宋家幾十上百年的底蘊在,哪里輪得到別人來指手畫腳的?
他宋家的姑娘,也不是一般人可以指點的起的。
即便是有想法,也不敢當著他的面兒說。
沒那個膽子。
老爺子說完,臉上布著些許慍色,伸手將手中的剪刀遞給老管家,后者還想說什么,只見老爺子擺了擺手,止了他的話。
老管家跟在老爺子身后進了衛生間,看著站在洗漱臺前洗手的人不明所以問道:“先生竟然早就知曉二姑娘去了c市,怎么不把人喊回來?”
老爺子伸手拿起一旁的肥皂,放在掌心之間揉搓著,蒼老的容顏上牽起一抹笑:“蠻蠻啊!這些年雖養在我宋家,但骨子里到底是流著姜家人的血,你看思知和思慎再看蠻蠻,明顯后者更有野心,更有殺伐之氣,她想去c市,你攔不住。”
老爺子及其平靜的訴說這段話,無關評價,只是在淡淡的語,老爺子比任何人都知曉,他無法評價姜慕晚,這個在自己膝邊長大的姑娘骨子里的血性,掩蓋不住。
有些人生來就適合從商。
而慕晚就是其人。
“當年既然離了姜家,便不該再回去與之摻合,二姑娘這番舉動,實在不算聰明。”
“她有想干的事兒,就去干,誰生下來就聰明?”老爺子伸手挑開水龍頭,在嘩嘩流水聲中磋磨著自己的掌心。

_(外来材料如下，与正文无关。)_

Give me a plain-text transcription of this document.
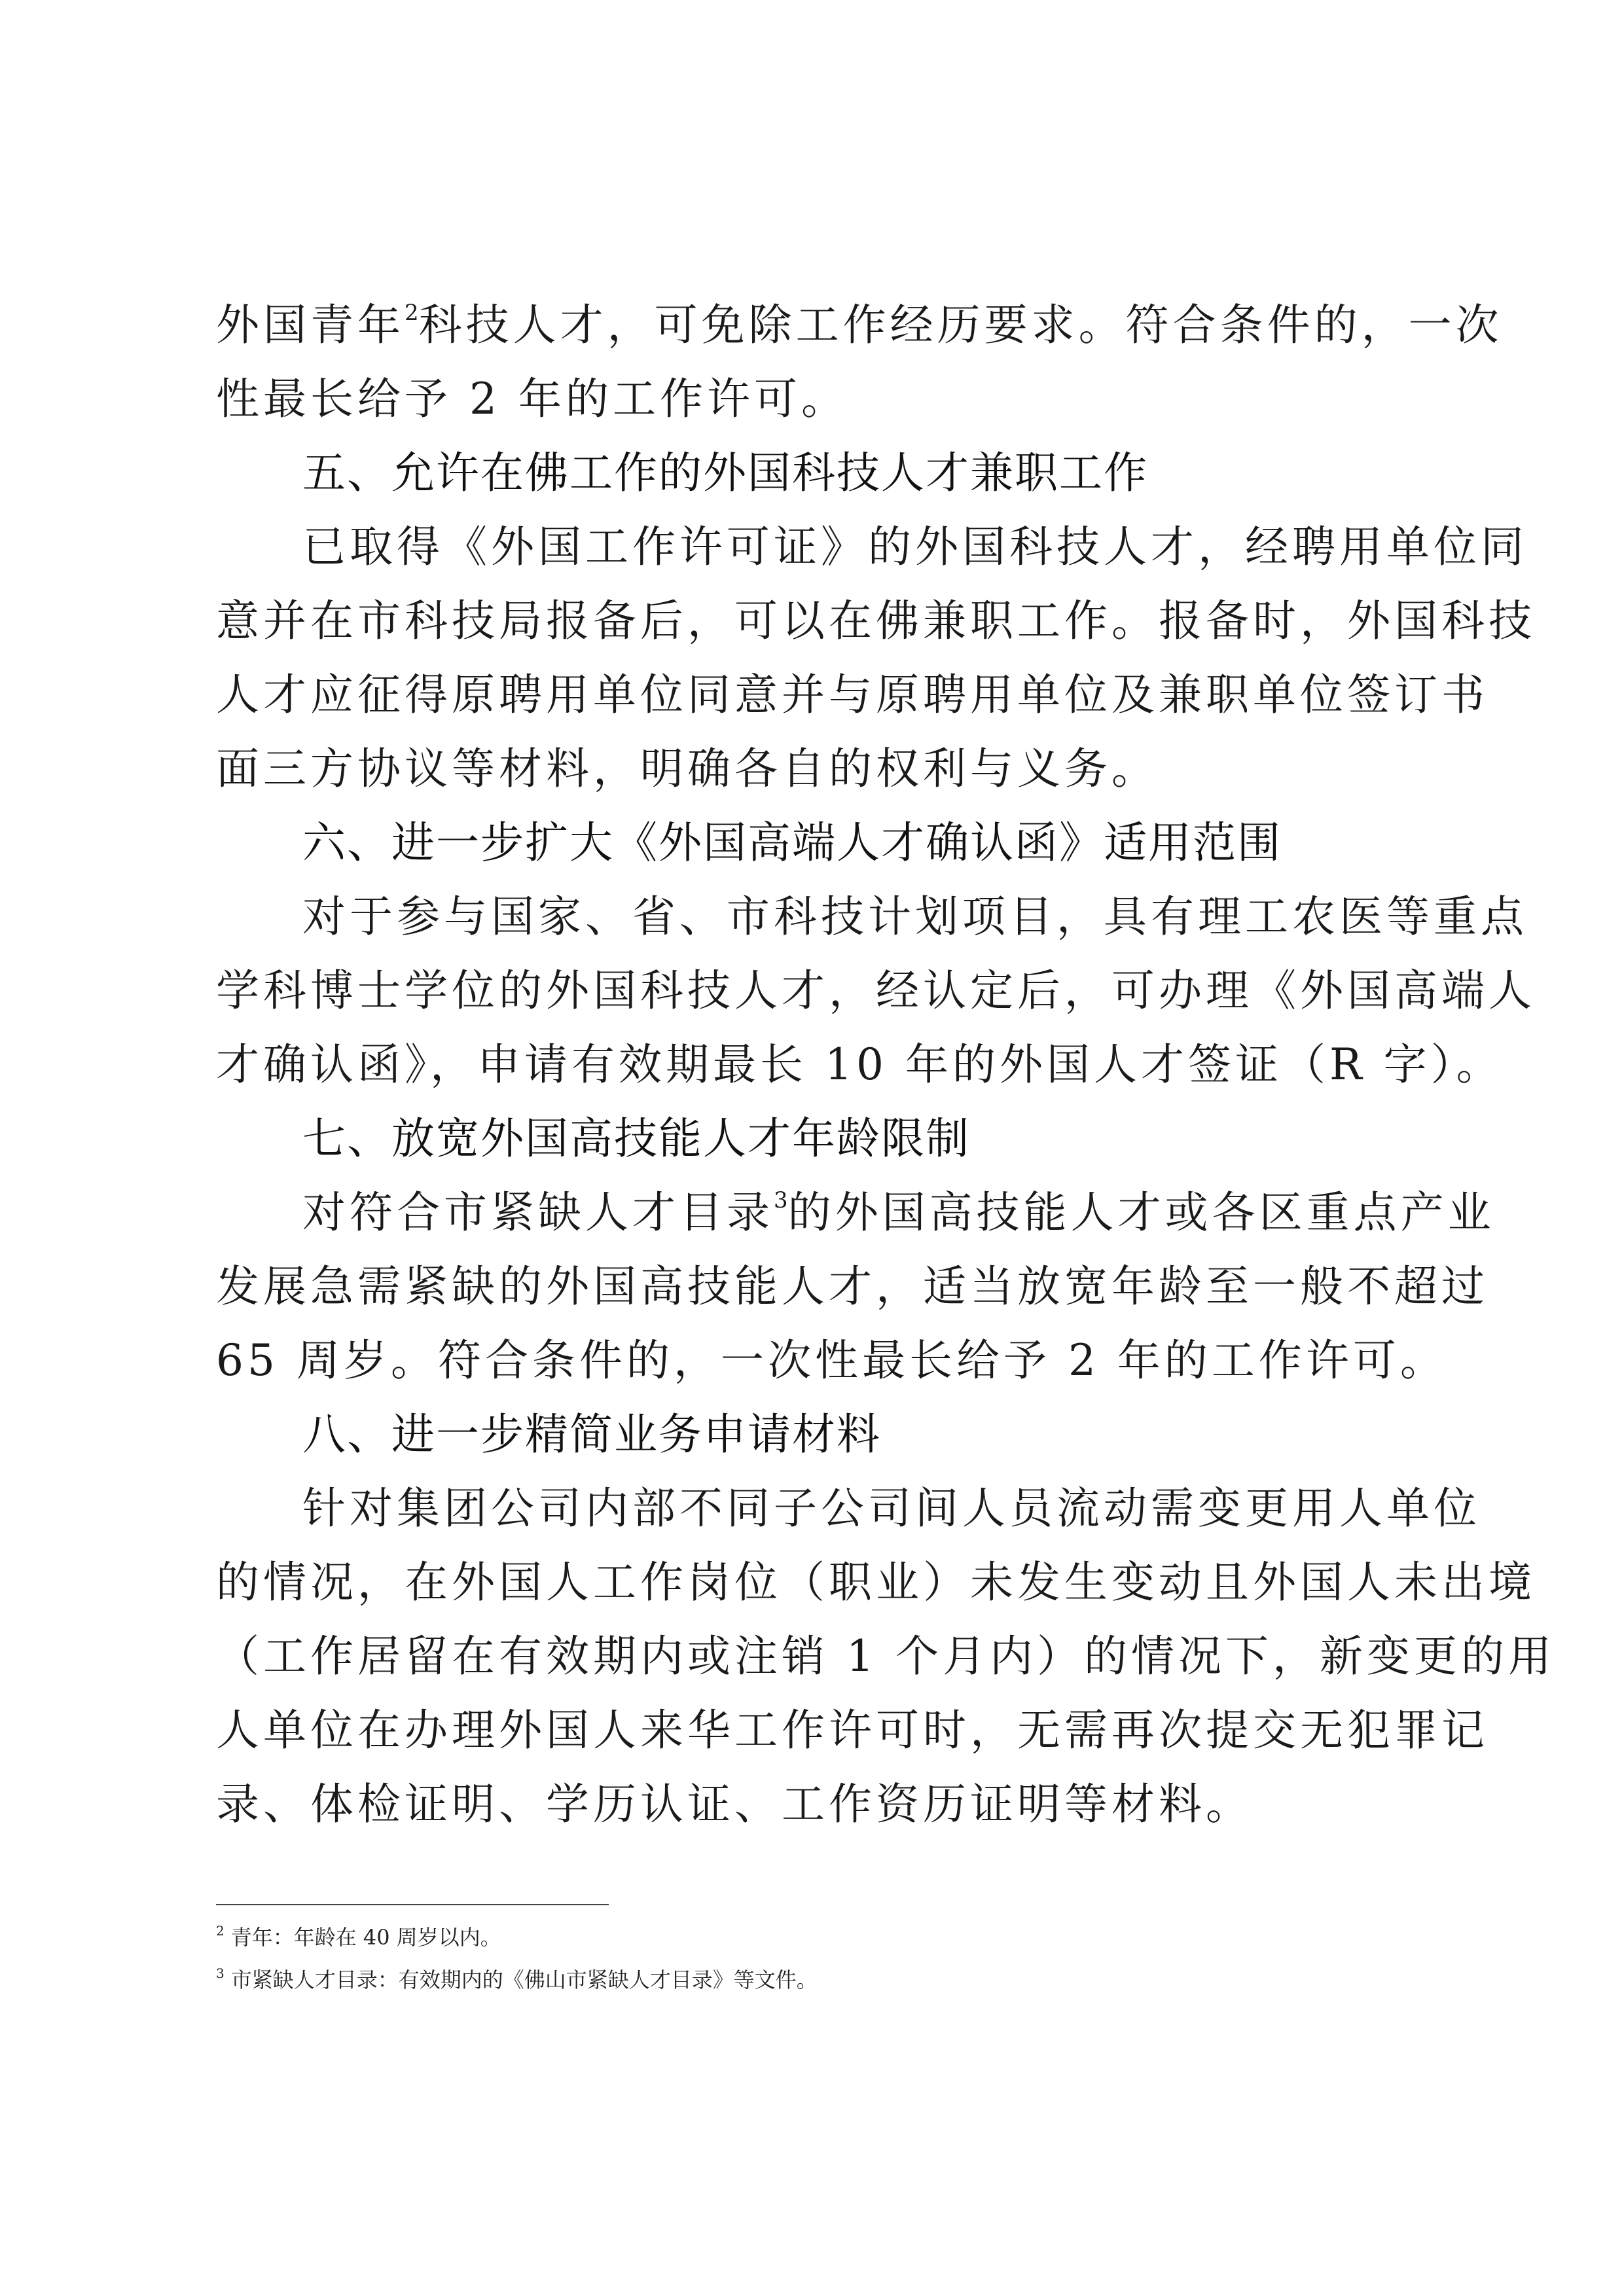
外国青年$^2$科技人才，可免除工作经历要求。符合条件的，一次
性最长给予 2 年的工作许可。
五、允许在佛工作的外国科技人才兼职工作
已取得《外国工作许可证》的外国科技人才，经聘用单位同
意并在市科技局报备后，可以在佛兼职工作。报备时，外国科技
人才应征得原聘用单位同意并与原聘用单位及兼职单位签订书
面三方协议等材料，明确各自的权利与义务。
六、进一步扩大《外国高端人才确认函》适用范围
对于参与国家、省、市科技计划项目，具有理工农医等重点
学科博士学位的外国科技人才，经认定后，可办理《外国高端人
才确认函》，申请有效期最长 10 年的外国人才签证（R 字）。
七、放宽外国高技能人才年龄限制
对符合市紧缺人才目录$^3$的外国高技能人才或各区重点产业
发展急需紧缺的外国高技能人才，适当放宽年龄至一般不超过
65 周岁。符合条件的，一次性最长给予 2 年的工作许可。
八、进一步精简业务申请材料
针对集团公司内部不同子公司间人员流动需变更用人单位
的情况，在外国人工作岗位（职业）未发生变动且外国人未出境
（工作居留在有效期内或注销 1 个月内）的情况下，新变更的用
人单位在办理外国人来华工作许可时，无需再次提交无犯罪记
录、体检证明、学历认证、工作资历证明等材料。
$^2$ 青年：年龄在 40 周岁以内。
$^3$ 市紧缺人才目录：有效期内的《佛山市紧缺人才目录》等文件。
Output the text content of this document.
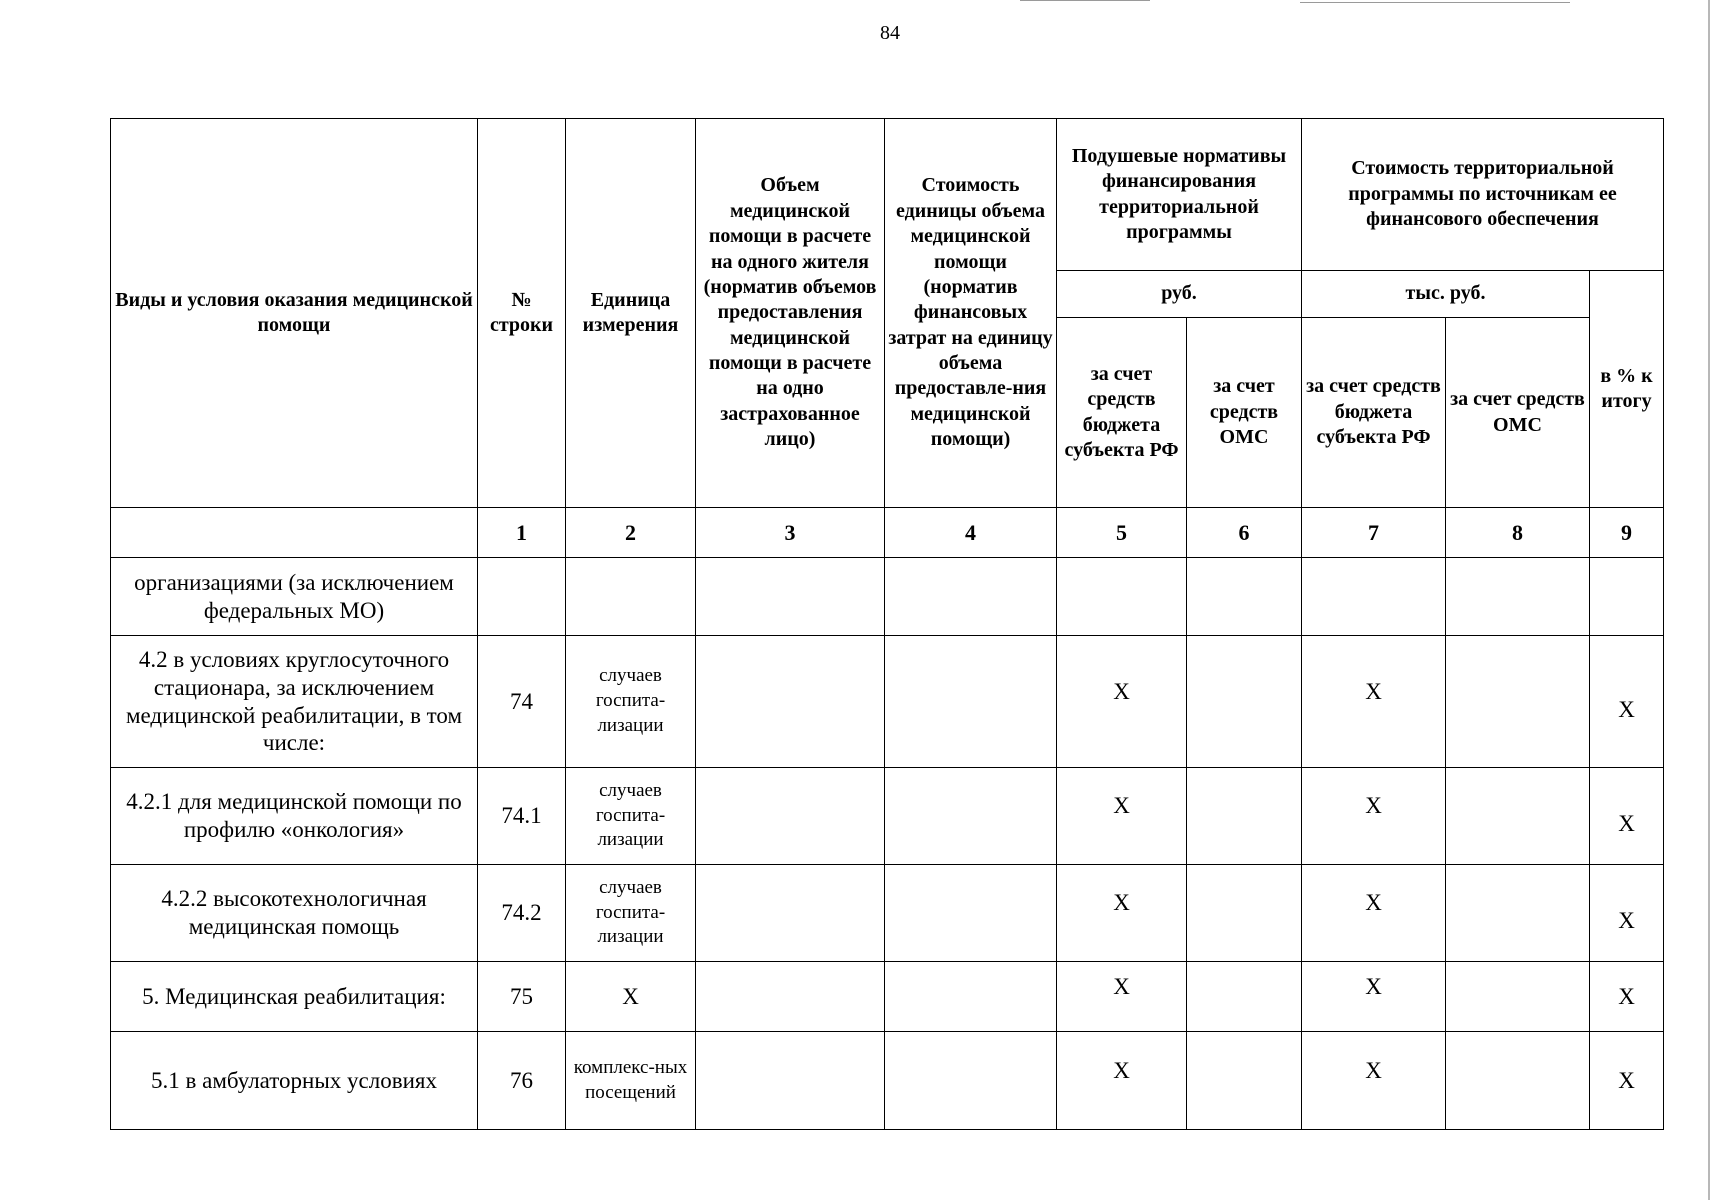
84
Виды и условия оказания медицинской помощи	№ строки	Единица измерения	Объем медицинской помощи в расчете на одного жителя (норматив объемов предоставления медицинской помощи в расчете на одно застрахованное лицо)	Стоимость единицы объема медицинской помощи (норматив финансовых затрат на единицу объема предоставле-ния медицинской помощи)	Подушевые нормативы финансирования территориальной программы		Стоимость территориальной программы по источникам ее финансового обеспечения		
					руб.		тыс. руб.		в % к итогу
					за счет средств бюджета субъекта РФ	за счет средств ОМС	за счет средств бюджета субъекта РФ	за счет средств ОМС	
	1	2	3	4	5	6	7	8	9
организациями (за исключением федеральных МО)									
4.2 в условиях круглосуточного стационара, за исключением медицинской реабилитации, в том числе:	74	случаев госпита-лизации			Х		Х		Х
4.2.1 для медицинской помощи по профилю «онкология»	74.1	случаев госпита-лизации			Х		Х		Х
4.2.2 высокотехнологичная медицинская помощь	74.2	случаев госпита-лизации			Х		Х		Х
5. Медицинская реабилитация:	75	Х			Х		Х		Х
5.1 в амбулаторных условиях	76	комплекс-ных посещений			Х		Х		Х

“何必呢!放著宋家女不當去與那些狼心狗肺的破落戶做斗爭,”管家依舊是想不通,在宋家人眼里,姜家人的秉性實在是上不了臺面,背景身份不如就罷了,且人品還極差,如此人,怎能讓人喜歡的起來?
“她心中有氣,”老爺子將手從嘩嘩流水中抽出來,管家見此及時遞上毛巾,他緩緩擦著手:“要怪就怪姜家人當年太過分,把那些惡毒的種子種在了一個小姑娘身上,如今,種子生根發芽,順著記憶回去顛覆他們,自食惡果罷了。”